En 2019, au temps de l’ex-wali, Mohamed Salamani, pas moins de 75 projets ont été octroyés de gré à gré, dont des CEM, des groupements scolaires et des stades de proximité, ainsi que des marchés d’éclairage public avant que les contrats signés avec les entreprises ne soient annulés dans le sillage du hirak. Tafni Toufik, gérant de l’entreprise Grands travaux hydrauliques (EGTH), lui, se plaint de blocages au niveau de l’APC de Boumerdès, éclaboussée par plusieurs affaires de malversations ces dernières années. «J’ai obtenu plusieurs marchés portant réalisation de conduites d’AEP dans divers quartiers de la commune, mais les services concernés ne m’ont délivré aucun document pour lancer les chantiers. 

En avril dernier, on m’a retiré un marché de 11,27 millions de dinars alors que j’ai été classé le moins-disant. Le marché a été attribué par la suite à une entreprise proche d’un haut responsable local. J’ai porté plainte et le juge a placé deux cadres de l’APC sous contrôle judiciaire», relate-t-il. Cet entrepreneur cite plusieurs autres affaires qui démontrent l’étendue de la corruption dans les rouages de certaines administrations locales. 
 

Comme d’autres chefs d’entreprise, M.Tafni a subi durement les frais de ce phénomène très préjudiciable à l’économie nationale. «Mon entreprise est classée dans la 6e catégorie. J’ai 46 employés, mais ils n’ont pas été payés depuis plusieurs mois à cause des problèmes de trésorerie», dit-il. M. Bentoura rappelle pour sa part en exhibant un document de sa Confédération (CGP, ndlr), que 500 entreprises du BTPH sont à l’arrêt à l’échelle nationale. Selon lui, les entrepreneurs  «ne demandent pas l’impossible mais juste l’application de la loi»,  notamment l’article 12 du code des marchés publics. 
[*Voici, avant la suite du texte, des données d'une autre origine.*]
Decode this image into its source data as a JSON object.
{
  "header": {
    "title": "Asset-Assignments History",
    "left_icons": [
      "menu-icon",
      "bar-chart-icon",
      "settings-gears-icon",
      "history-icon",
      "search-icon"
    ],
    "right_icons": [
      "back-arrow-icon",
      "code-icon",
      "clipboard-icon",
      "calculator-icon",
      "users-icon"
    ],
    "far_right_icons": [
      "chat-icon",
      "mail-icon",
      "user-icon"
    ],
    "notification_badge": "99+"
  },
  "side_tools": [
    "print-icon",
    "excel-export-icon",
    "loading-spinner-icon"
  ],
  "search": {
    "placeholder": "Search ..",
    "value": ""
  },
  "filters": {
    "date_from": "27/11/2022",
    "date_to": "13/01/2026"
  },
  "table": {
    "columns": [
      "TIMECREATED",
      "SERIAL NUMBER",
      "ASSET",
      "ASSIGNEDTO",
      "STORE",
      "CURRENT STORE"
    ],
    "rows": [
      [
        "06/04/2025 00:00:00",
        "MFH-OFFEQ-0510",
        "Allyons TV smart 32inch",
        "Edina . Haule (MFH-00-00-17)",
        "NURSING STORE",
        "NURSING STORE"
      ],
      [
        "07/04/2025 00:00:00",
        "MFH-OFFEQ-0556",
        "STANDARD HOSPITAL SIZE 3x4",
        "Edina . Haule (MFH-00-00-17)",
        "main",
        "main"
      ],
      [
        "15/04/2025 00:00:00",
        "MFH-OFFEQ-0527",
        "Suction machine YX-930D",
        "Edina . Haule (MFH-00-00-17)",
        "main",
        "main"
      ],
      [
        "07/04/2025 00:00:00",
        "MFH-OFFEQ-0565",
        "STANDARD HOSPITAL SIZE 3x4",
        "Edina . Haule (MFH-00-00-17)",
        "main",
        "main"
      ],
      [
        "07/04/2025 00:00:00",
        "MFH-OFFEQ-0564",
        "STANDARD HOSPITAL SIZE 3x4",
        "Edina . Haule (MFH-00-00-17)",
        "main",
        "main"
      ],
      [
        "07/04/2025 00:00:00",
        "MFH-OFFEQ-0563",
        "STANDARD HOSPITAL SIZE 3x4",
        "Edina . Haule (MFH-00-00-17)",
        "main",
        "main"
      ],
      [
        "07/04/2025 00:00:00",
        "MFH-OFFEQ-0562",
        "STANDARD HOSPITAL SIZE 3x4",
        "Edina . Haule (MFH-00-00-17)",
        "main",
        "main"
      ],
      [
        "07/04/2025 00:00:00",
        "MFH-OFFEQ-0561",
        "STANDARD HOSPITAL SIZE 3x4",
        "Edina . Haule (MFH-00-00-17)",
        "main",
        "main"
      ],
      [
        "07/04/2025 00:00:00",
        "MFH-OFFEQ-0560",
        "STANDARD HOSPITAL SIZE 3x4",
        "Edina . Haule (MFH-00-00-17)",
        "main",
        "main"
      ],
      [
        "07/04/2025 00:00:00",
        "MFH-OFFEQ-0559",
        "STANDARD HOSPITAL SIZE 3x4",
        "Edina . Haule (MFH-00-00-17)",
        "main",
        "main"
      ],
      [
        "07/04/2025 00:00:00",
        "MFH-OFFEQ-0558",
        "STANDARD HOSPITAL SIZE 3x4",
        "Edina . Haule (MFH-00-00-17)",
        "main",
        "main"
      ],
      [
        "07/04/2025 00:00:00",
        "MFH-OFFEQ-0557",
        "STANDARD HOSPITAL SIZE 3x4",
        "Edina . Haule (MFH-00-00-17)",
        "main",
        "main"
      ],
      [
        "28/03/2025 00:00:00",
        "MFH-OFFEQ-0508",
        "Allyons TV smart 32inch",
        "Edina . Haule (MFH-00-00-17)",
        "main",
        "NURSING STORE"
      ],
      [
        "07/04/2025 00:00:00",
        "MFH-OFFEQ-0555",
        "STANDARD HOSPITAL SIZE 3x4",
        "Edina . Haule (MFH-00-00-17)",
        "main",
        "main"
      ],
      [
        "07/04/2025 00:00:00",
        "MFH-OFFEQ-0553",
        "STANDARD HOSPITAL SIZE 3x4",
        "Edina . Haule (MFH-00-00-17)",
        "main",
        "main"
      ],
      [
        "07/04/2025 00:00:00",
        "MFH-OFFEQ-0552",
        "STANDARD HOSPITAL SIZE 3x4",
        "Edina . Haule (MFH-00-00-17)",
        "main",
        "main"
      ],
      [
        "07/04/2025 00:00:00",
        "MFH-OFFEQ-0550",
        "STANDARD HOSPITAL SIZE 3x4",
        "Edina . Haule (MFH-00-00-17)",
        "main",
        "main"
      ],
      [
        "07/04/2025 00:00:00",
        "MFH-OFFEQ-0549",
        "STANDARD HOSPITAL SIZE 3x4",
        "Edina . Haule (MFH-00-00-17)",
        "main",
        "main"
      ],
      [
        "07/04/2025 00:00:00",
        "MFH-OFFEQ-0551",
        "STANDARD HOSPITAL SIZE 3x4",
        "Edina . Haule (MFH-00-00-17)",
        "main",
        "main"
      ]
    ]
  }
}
Cet article autorise le recours au gré à gré «en cas d’urgence impérieuse motivée par un danger imminent que court un bien ou un investissement déjà matérialisé sur le terrain, ou un péril menaçant un investissement, un bien du service contractant ou l’ordre public…». 

Le législateur sait pertinemment qu’une situation d’urgence ne peut pas s’accommoder avec les procédures habituelles, complexes et longues. D’où la possibilité pour le service contractant «d’autoriser le commencement d’exécution des prestations avant conclusion du marché public. Ces prestations doivent se limiter au strict nécessaire, permettant de faire face aux circonstances précitées». 

Mais cette règle n’est pas toujours respectée dans la pratique. Sous l’ère Bouteflika, la procédure de gré à gré était la règle et pas l’exception, surtout lorsqu’il s’agit de grands projets structurants.